Dr. Nancy Lee Harris (Pathology): May we have
the medical students’ diagnosis?
A Harvard Medical Student: The medical students
based their differential diagnosis on several features
of the case: the fact that the patient smoked,
the presence of painful lytic bone lesions, the
presence of lung lesions characterized by cystic
lucencies in the upper lobes, the multiple negative
cultures and normal laboratory-test results,
and the presence of granulomatous-appearing
features on examination of the biopsy specimen.
We thought that the diagnosis that best unified
these features was LCH and that a transbronchial
or open-lung biopsy should be performed.
Dr. Harris: Dr. Sievers, would you tell us what
you were thinking and what you did to establish
a diagnosis?
Dr. Sievers: An infectious process had been
strongly suspected, but after the negative workup
for infectious causes and the finding of features
on chest CT that the radiologists thought were
characteristic of pulmonary LCH, we favored that
diagnosis as an explanation of both his lung and
bone lesions. Before proceeding with video-assisted
thoracoscopic surgery, we asked the pathology
service to re-review the bone-biopsy specimen
with this diagnosis specifically in mind.

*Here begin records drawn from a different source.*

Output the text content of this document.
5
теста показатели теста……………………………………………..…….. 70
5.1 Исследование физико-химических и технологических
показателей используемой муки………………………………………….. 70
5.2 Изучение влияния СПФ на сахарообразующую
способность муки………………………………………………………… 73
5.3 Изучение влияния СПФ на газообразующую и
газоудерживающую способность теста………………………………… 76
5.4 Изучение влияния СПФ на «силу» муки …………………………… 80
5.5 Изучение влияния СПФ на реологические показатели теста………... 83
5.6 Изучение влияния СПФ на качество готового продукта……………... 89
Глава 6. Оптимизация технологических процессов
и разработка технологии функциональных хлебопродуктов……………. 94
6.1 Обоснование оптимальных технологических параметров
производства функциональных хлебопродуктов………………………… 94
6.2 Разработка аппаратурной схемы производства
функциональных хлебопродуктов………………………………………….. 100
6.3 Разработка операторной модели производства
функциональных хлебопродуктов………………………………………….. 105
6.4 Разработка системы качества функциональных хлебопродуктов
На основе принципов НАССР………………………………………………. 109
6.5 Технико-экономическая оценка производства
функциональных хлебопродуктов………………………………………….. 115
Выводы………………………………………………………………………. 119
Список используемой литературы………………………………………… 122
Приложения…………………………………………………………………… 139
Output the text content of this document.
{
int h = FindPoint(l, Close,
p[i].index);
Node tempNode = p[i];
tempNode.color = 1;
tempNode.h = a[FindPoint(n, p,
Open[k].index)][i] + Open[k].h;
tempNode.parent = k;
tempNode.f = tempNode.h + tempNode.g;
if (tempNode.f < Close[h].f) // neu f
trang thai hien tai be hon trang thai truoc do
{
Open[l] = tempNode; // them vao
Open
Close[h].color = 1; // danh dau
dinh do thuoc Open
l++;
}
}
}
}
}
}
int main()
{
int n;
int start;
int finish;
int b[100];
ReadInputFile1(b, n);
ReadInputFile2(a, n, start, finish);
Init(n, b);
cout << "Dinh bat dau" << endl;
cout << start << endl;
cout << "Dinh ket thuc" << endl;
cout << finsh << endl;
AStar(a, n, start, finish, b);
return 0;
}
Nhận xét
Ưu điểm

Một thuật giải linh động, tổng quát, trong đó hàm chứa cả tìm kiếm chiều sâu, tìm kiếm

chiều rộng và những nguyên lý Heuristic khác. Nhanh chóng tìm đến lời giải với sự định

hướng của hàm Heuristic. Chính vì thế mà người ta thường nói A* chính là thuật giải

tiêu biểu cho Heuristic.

This case illustrates the difficulty of establishing
the diagnosis of a histiocytic or dendritic-cell
disorder. Histiocytes and dendritic cells are common
components of both infectious and noninfectious
inflammatory processes, and histiocytic
disorders and neoplasms may have a prominent
inflammatory background. Thus, clinical correlation
is essential, and the clinician should not
hesitate to convey clinical suspicion of any histiocytic
disorder to the pathologist.
This patient has LCH involving bone and presumably
also lung, on the basis of imaging studies
and his smoking history, suggesting multisystem
disease27 (Table 2).
このLCHを骨に持ち、そして肺にあるとも思われている患者は、イメージ研究、そして喫煙歴をもとに、マルチシステム病気27を暗示しています。